Currently serving their country in National Service, this quartet of quiet yet strident souls, has its eye firmly on the ball and are convicted about giving the best of themselves, when it comes to life and music.

When I first meet the Fire Fight, I am a little taken aback by how fresh-faced they all look. Singer-guitarist Josh, drummer Iain, lead guitarist Jon and bass player JBarks come across as decent, well-groomed young men which belies the fire in their collective bellies (sorry…).

I put it to them that the proverbial “man-in-the-street” in Singapore has very different views about Singapore music – that it is negative, dark, dissident. Is it a conscious choice to do something different? To that, the band expressed that they don’t really associate themselves as part of the local indie scene (such as it is) in the sense that they feel responsible for the music they create – that it should come from a positive (as opposed to) negative place.

This leads on to a thoughtful discourse on music making – on how positivism can be conveyed and communicated through the tunes or lyrics, which makes an emotional connection with the listener. The band endeavors to touch their listeners on both levels. Thus the music is structured to enhance the emotional impact of the lyrics.

The band got together in June 2005 but made their debut public appearance at the Baybeats 2007 auditions in January 2007! Principally, the Fire Fight came together through their mutual association with Sonic Edge, a church-affiliated organization that reaches to young people inclined towards arts and music. Except perhaps JBarks, whom Josh knew through his other band A Vacant Affair.

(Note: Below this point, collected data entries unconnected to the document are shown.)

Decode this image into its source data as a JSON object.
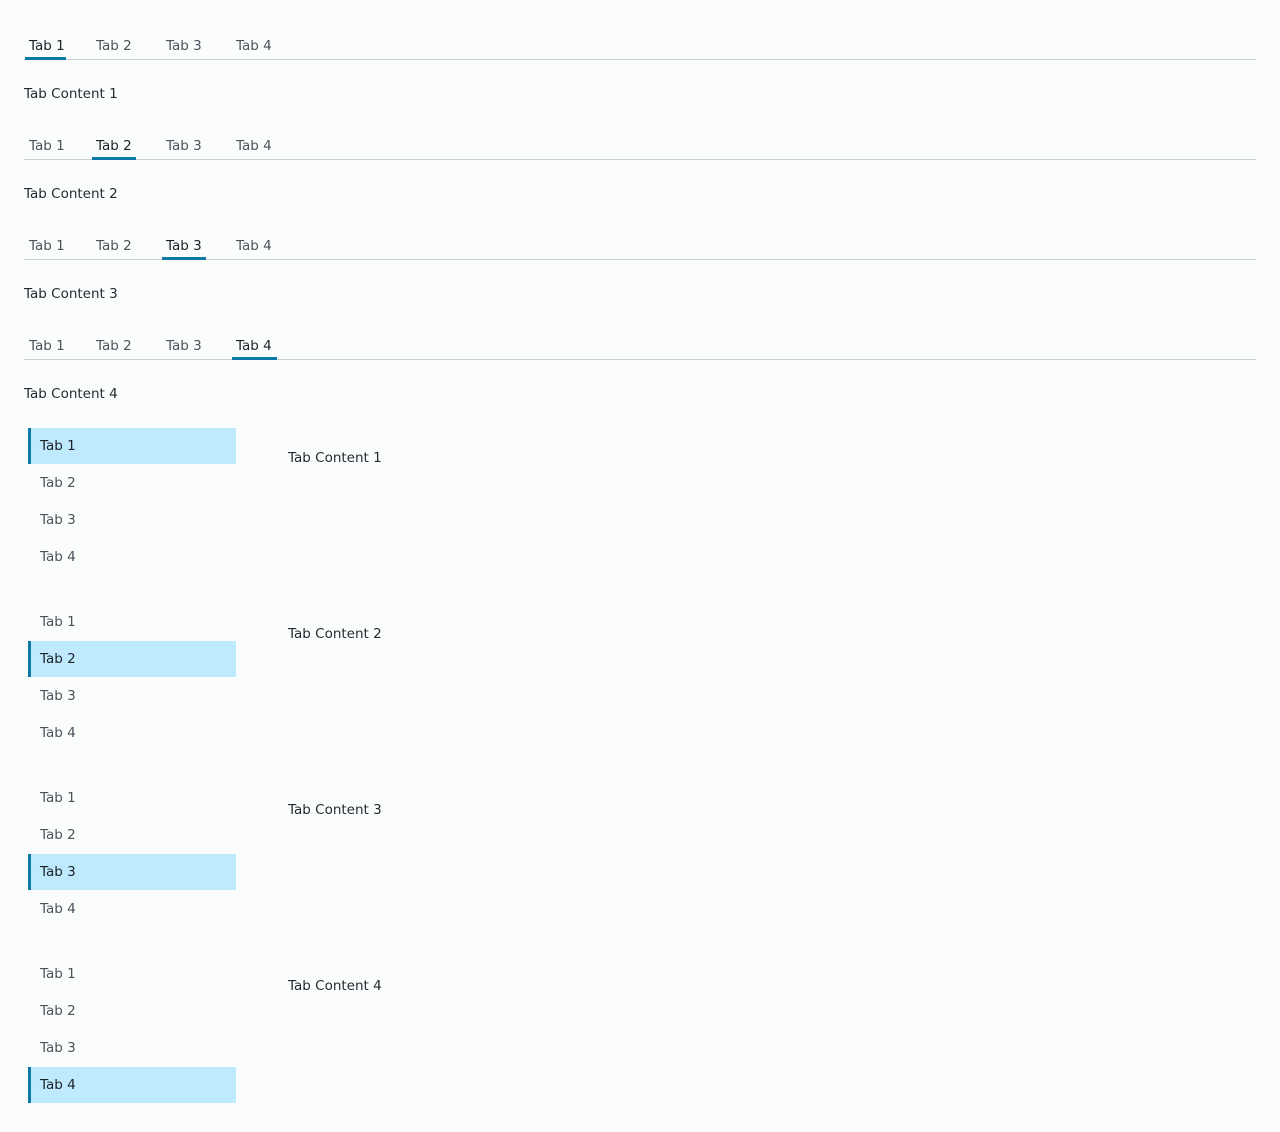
{
  "horizontal_groups": [
    {
      "tabs": [
        "Tab 1",
        "Tab 2",
        "Tab 3",
        "Tab 4"
      ],
      "active": "Tab 1",
      "content": "Tab Content 1"
    },
    {
      "tabs": [
        "Tab 1",
        "Tab 2",
        "Tab 3",
        "Tab 4"
      ],
      "active": "Tab 2",
      "content": "Tab Content 2"
    },
    {
      "tabs": [
        "Tab 1",
        "Tab 2",
        "Tab 3",
        "Tab 4"
      ],
      "active": "Tab 3",
      "content": "Tab Content 3"
    },
    {
      "tabs": [
        "Tab 1",
        "Tab 2",
        "Tab 3",
        "Tab 4"
      ],
      "active": "Tab 4",
      "content": "Tab Content 4"
    }
  ],
  "vertical_groups": [
    {
      "tabs": [
        "Tab 1",
        "Tab 2",
        "Tab 3",
        "Tab 4"
      ],
      "active": "Tab 1",
      "content": "Tab Content 1"
    },
    {
      "tabs": [
        "Tab 1",
        "Tab 2",
        "Tab 3",
        "Tab 4"
      ],
      "active": "Tab 2",
      "content": "Tab Content 2"
    },
    {
      "tabs": [
        "Tab 1",
        "Tab 2",
        "Tab 3",
        "Tab 4"
      ],
      "active": "Tab 3",
      "content": "Tab Content 3"
    },
    {
      "tabs": [
        "Tab 1",
        "Tab 2",
        "Tab 3",
        "Tab 4"
      ],
      "active": "Tab 4",
      "content": "Tab Content 4"
    }
  ],
  "colors": {
    "accent": "#0c79a6",
    "active_vertical_bg": "#bfeafd",
    "divider": "#c9cfd2",
    "page_bg": "#fbfdfd"
  }
}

Despite being singular in purpose, the guys in the Fire Fight, bring diverse talents and abilities to the table, so to speak. Iain is the calm and collected one, who sees the big picture, without fussing too much over details. Josh, is the obvious leader, the focal point who drives the band forward. Jon brings a lot of energy, a kind of hyperactivity that keeps the band going, especially when heads may be tempted to drop. JBarks is the quiet, phlegmatic one, who knuckles down to get the job done without complaint. “He’s our Adam Clayton!” three voices chorus…

So, why did it take two years for the Fire Fight to surface?

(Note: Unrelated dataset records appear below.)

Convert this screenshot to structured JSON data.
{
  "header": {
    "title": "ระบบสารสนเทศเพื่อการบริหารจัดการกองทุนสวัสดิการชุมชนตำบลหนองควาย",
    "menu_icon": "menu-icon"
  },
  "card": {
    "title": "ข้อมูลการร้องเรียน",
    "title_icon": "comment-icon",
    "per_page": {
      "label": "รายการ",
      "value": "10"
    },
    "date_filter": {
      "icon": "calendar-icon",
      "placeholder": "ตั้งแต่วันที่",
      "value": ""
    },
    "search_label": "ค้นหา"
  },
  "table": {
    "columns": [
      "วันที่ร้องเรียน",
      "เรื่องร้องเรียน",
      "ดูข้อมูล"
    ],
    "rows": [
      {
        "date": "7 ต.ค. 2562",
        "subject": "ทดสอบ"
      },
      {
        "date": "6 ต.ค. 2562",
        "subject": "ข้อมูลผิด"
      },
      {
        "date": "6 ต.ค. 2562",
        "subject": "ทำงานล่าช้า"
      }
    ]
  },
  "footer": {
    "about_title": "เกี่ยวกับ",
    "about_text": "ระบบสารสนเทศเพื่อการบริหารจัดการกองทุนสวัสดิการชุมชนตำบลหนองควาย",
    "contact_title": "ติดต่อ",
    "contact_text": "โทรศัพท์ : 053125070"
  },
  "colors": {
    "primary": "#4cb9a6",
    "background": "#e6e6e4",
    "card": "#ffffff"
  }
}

Less of a concerted plan than a product of circumstances, as half the band had just commenced their National Service, only weekends were available and as the Fire Fight was just a new band, it took time to come up with material and to hone the songs to something the band felt could be presented to a live audience. Since January this year, the band has managed to get themselves on high profile gigs, like opening for Anberlin & Copeland and a spot on the recently well-received Rock for Wayne event. And of course, Baybeats 2007.

Generally, word of mouth on the band has been very encouraging and no wonder, when you consider that the anthemic quality of the songs bear strong imprints of epic 80s bands like U2, the Police, Tears for Fears and Big Country. The band mentions Death Cab for Cutie, Maritime, Promise Ring, Velvet Teen & Jamiroquai, whilst Josh namechecks A-Ha and Manic Street Preachers for his vocal stylings.

I ask the band to comment on a certain view that local bands nowadays were a spoilt and complacent bunch. That they have so many opportunities to perform that they believe that just because they’re on stage they deserve appreciation and applause.

As Josh responds, I sense a little bit of indignation – “the local indie scene here did not receive any aid from the government or the people. I’ve been playing for six years in the scene, none of our shows were backed by the government or the people but by organizers who believed in the scene and the bands. I don’t think we are spoilt – especially the slightly older generation of bands – we fought really hard for what we have now. Maybe the newer bands – due to the hype about the local scene – may have that attitude but this is probably because there is no mentorship within the scene, to guide them along. Nonetheless, the public does not appreciate local bands and everyone expects our music to be free. They don’t consider the fact that we are sacrificing a lot of our time, our youth and our finances, when we are so limited in funding and they expect us to give something so freely and I feel that it is the general public who has misunderstood us. Every body is willing to pay, even to for MTV to watch American bands when honestly, not all of them are good.”

An excellent answer, if I say so myself!

Articulate, thoughtful and intelligent – the Fire Fight is exactly the kind of band, the Singapore music scene needs to shake off stereotypes and mindsets currently entrenched in the general public. If we are to have a liberal arts and entertainment scene in this vibrant, global city, we must engender an environment where bands like the Fire Fight may thrive and grow to their fullest potential. Who is to say that the Fire Fight will find a place in the hearts of Malaysians, Australians and Japanese rock music fans? All they need is the belief and the support. The big question is there anyone out there in Singapore listening?

You can, of course, when you make your way down to Baybeats 2007 on 5th August at Nokia Arena from 7.30pm.